“I walked home, and I opened the door and I saw the check lying down on the table waiting for me. Holding that check in my hand was the first time that I felt like I could come up for air.” So said just one of the more than 4,000 Black Portlanders who have received money from the Black Resilience Fund this year.
“To be here in the middle of the I Can’t Breathe era, and to hear that coming from a Black man that we served—it really, to me, symbolized what healing looked like for this community, and what it could look like for this entire nation,” says Cameron Whitten, a cofounder of the Black Resilience Fund, along with local activist and policy researcher Salomé Chimuku. “We aren’t just saying Black Lives Matter.
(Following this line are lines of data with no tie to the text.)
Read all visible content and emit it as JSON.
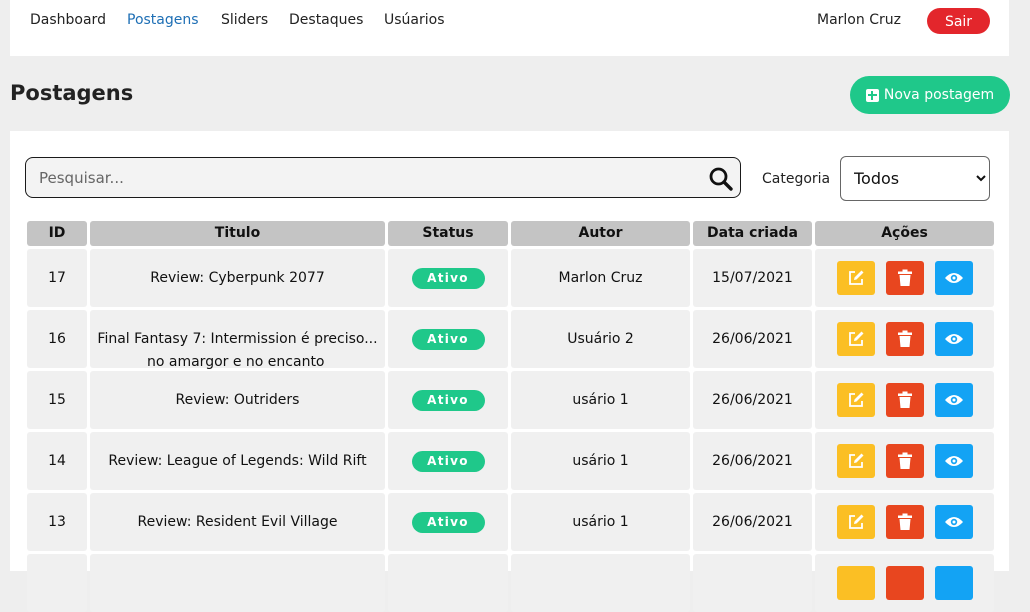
{
  "nav": {
    "items": [
      {
        "label": "Dashboard"
      },
      {
        "label": "Postagens"
      },
      {
        "label": "Sliders"
      },
      {
        "label": "Destaques"
      },
      {
        "label": "Usúarios"
      }
    ],
    "user_name": "Marlon Cruz",
    "logout_label": "Sair"
  },
  "page": {
    "title": "Postagens",
    "new_post_label": "Nova postagem"
  },
  "filters": {
    "search_placeholder": "Pesquisar...",
    "category_label": "Categoria",
    "category_selected": "Todos"
  },
  "table": {
    "columns": [
      "ID",
      "Titulo",
      "Status",
      "Autor",
      "Data criada",
      "Ações"
    ],
    "rows": [
      {
        "id": "17",
        "title": "Review: Cyberpunk 2077",
        "status": "Ativo",
        "author": "Marlon Cruz",
        "date": "15/07/2021"
      },
      {
        "id": "16",
        "title": "Final Fantasy 7: Intermission é preciso...",
        "title_overflow": "no amargor e no encanto",
        "status": "Ativo",
        "author": "Usuário 2",
        "date": "26/06/2021"
      },
      {
        "id": "15",
        "title": "Review: Outriders",
        "status": "Ativo",
        "author": "usário 1",
        "date": "26/06/2021"
      },
      {
        "id": "14",
        "title": "Review: League of Legends: Wild Rift",
        "status": "Ativo",
        "author": "usário 1",
        "date": "26/06/2021"
      },
      {
        "id": "13",
        "title": "Review: Resident Evil Village",
        "status": "Ativo",
        "author": "usário 1",
        "date": "26/06/2021"
      }
    ]
  },
  "icons": {
    "new": "plus-square-icon",
    "search": "search-icon",
    "edit": "edit-icon",
    "delete": "trash-icon",
    "view": "eye-icon"
  },
  "colors": {
    "logout": "#e3262c",
    "accent_green": "#1fc88a",
    "active_nav": "#1e6fb5",
    "edit": "#fbbf24",
    "delete": "#e8461f",
    "view": "#13a3f4"
  }
}
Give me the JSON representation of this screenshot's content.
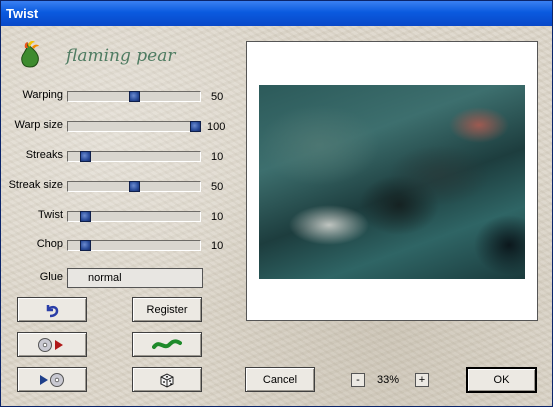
{
  "window": {
    "title": "Twist"
  },
  "logo": {
    "text": "flaming pear"
  },
  "sliders": [
    {
      "label": "Warping",
      "value": "50",
      "fraction": 0.5
    },
    {
      "label": "Warp size",
      "value": "100",
      "fraction": 1.0
    },
    {
      "label": "Streaks",
      "value": "10",
      "fraction": 0.1
    },
    {
      "label": "Streak size",
      "value": "50",
      "fraction": 0.5
    },
    {
      "label": "Twist",
      "value": "10",
      "fraction": 0.1
    },
    {
      "label": "Chop",
      "value": "10",
      "fraction": 0.1
    }
  ],
  "glue": {
    "label": "Glue",
    "value": "normal"
  },
  "buttons": {
    "register": "Register",
    "cancel": "Cancel",
    "ok": "OK"
  },
  "zoom": {
    "minus": "-",
    "value": "33%",
    "plus": "+"
  },
  "colors": {
    "titlebar": "#0a5adf",
    "accent": "#2a4c9a",
    "logo": "#4f7c62"
  },
  "icons": {
    "undo": "undo-arrow-icon",
    "save": "disc-save-icon",
    "load": "disc-load-icon",
    "random-wave": "wave-icon",
    "randomize": "dice-icon",
    "logo": "flaming-pear-icon"
  }
}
We are showing with action that Black lives, and the needs of Black lives, matter.”
The fund began as a GoFundMe account and mutual aid network in June, in the wake of the murder of George Floyd by a police officer in Minneapolis. The goal was to raise $5,000 to help Black Portlanders with immediate needs like rent, food, and utility bills. No long, drawn-out applications or complicated intake processes are required—simply a phone call, followed by a check.
By mid-October, the Black Resilience Fund had raised more than $1.9 million from some 17,000 donors and distributed over $1.2 million to 4,105 Black Portlanders and counting. The amount distributed to each person—about $300 on average—is modest yet impactful. The fund has also provided mutual aid services and supplies like mattresses, appliances, and yard work to 150 families, and has distributed 2,400 boxes of food to 1,400 families. The fund recently became a part of the Portland nonprofit Brown Hope and is hiring paid staff—necessary steps to continue to make lasting change through financial assistance and policy advocacy.
“Our hope is that we can end this completely unfathomable wealth gap in our country,” Whitten says. “We are more than just a financial emergency fund. We are a catalyst for healing, we’re a catalyst for resilience, and we’re a catalyst for long-term community change. We will continue, as we are putting dollars into the hands of Black Portlanders, to call for the policy action we know needs to happen so that this work becomes irrelevant.”